Como não tinha muito tempo, decidiu entrar, e seus passos tornaram-se lentos, como se tomados por um profundo respeito. Tira a sandália dos teus pés, pensou ter ouvido, e apressadamente descalçou os tênis surrados. Seu coração acelerado forçava a cabeça a girar, contemplando a beleza daquele recinto. Teto, paredes, vidraças, santos. Cada detalhe para o qual olhava parecia assegurar-lhe de que aquele era o lugar onde ele deveria estar. Aproximou-se de um genuflexório e reverentemente se ajoelhou. Fronte e mãos abrigadas sobre o peito que agora serenava e se entregava à paz, silenciosamente rezou.
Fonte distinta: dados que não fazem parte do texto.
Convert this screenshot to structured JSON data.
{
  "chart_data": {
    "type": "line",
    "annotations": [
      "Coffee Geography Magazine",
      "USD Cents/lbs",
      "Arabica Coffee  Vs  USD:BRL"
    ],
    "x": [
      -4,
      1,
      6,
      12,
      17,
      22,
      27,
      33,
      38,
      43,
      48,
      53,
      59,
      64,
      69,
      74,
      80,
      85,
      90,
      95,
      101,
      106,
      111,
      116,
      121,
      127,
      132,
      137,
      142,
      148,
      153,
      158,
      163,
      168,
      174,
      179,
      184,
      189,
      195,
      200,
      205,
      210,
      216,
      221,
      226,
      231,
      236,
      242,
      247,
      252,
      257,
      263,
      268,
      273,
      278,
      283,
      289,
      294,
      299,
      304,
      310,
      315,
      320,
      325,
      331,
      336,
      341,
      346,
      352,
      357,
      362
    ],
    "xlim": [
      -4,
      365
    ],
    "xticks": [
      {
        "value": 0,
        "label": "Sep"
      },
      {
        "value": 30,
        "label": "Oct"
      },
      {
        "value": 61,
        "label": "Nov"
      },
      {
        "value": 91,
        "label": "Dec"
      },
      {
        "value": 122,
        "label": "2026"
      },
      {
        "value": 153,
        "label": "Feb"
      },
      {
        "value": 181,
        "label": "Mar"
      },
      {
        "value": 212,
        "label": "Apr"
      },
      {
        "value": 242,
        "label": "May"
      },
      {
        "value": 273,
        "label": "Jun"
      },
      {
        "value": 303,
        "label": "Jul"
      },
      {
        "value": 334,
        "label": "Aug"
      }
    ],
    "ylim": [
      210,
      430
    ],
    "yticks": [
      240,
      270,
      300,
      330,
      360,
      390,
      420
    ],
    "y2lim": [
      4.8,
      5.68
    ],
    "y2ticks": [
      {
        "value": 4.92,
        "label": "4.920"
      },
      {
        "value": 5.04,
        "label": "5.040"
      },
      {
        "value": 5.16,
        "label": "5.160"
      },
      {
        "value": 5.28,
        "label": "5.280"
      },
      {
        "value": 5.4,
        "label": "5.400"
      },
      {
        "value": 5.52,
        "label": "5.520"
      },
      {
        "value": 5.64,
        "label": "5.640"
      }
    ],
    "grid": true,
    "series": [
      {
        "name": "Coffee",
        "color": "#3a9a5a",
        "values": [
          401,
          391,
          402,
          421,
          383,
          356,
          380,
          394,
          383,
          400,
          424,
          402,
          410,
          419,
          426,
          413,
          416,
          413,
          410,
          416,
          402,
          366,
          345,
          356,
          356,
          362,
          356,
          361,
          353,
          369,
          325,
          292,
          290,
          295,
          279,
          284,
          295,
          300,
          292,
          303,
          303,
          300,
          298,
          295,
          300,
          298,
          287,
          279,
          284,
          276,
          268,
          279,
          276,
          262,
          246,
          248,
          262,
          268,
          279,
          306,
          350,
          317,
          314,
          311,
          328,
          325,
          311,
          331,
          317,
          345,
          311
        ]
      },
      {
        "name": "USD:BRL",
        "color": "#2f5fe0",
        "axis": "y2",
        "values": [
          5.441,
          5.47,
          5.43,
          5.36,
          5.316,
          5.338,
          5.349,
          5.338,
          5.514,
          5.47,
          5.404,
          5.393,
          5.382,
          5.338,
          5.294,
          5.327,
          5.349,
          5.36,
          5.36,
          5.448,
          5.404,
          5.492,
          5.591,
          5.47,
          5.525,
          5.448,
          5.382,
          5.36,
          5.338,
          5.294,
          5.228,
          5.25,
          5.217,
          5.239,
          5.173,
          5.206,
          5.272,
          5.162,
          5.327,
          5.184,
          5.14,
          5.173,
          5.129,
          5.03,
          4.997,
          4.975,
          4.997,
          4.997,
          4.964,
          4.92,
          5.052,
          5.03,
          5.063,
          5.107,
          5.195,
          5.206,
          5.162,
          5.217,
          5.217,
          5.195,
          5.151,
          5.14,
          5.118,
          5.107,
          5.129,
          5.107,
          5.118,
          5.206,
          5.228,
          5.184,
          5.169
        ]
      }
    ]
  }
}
Não se sabe quanto tempo ficou ali. Pela serenidade que sentia, pela paz que reinava em seu coração, devia ter sido a tarde inteira. Mas sabia que havia um caminho que precisava seguir, gostasse ou não e, levantando-se, se benzeu, agradecendo ao Divino, ao mesmo tempo em que lhe pedia perdão.
Se possível, passa de mim este cálice, lembrou-se. Mas sabia que não era. Ali dentro, nenhum mal poderia alcançá-lo.
Mas, à porta do templo, três policiais o aguardavam.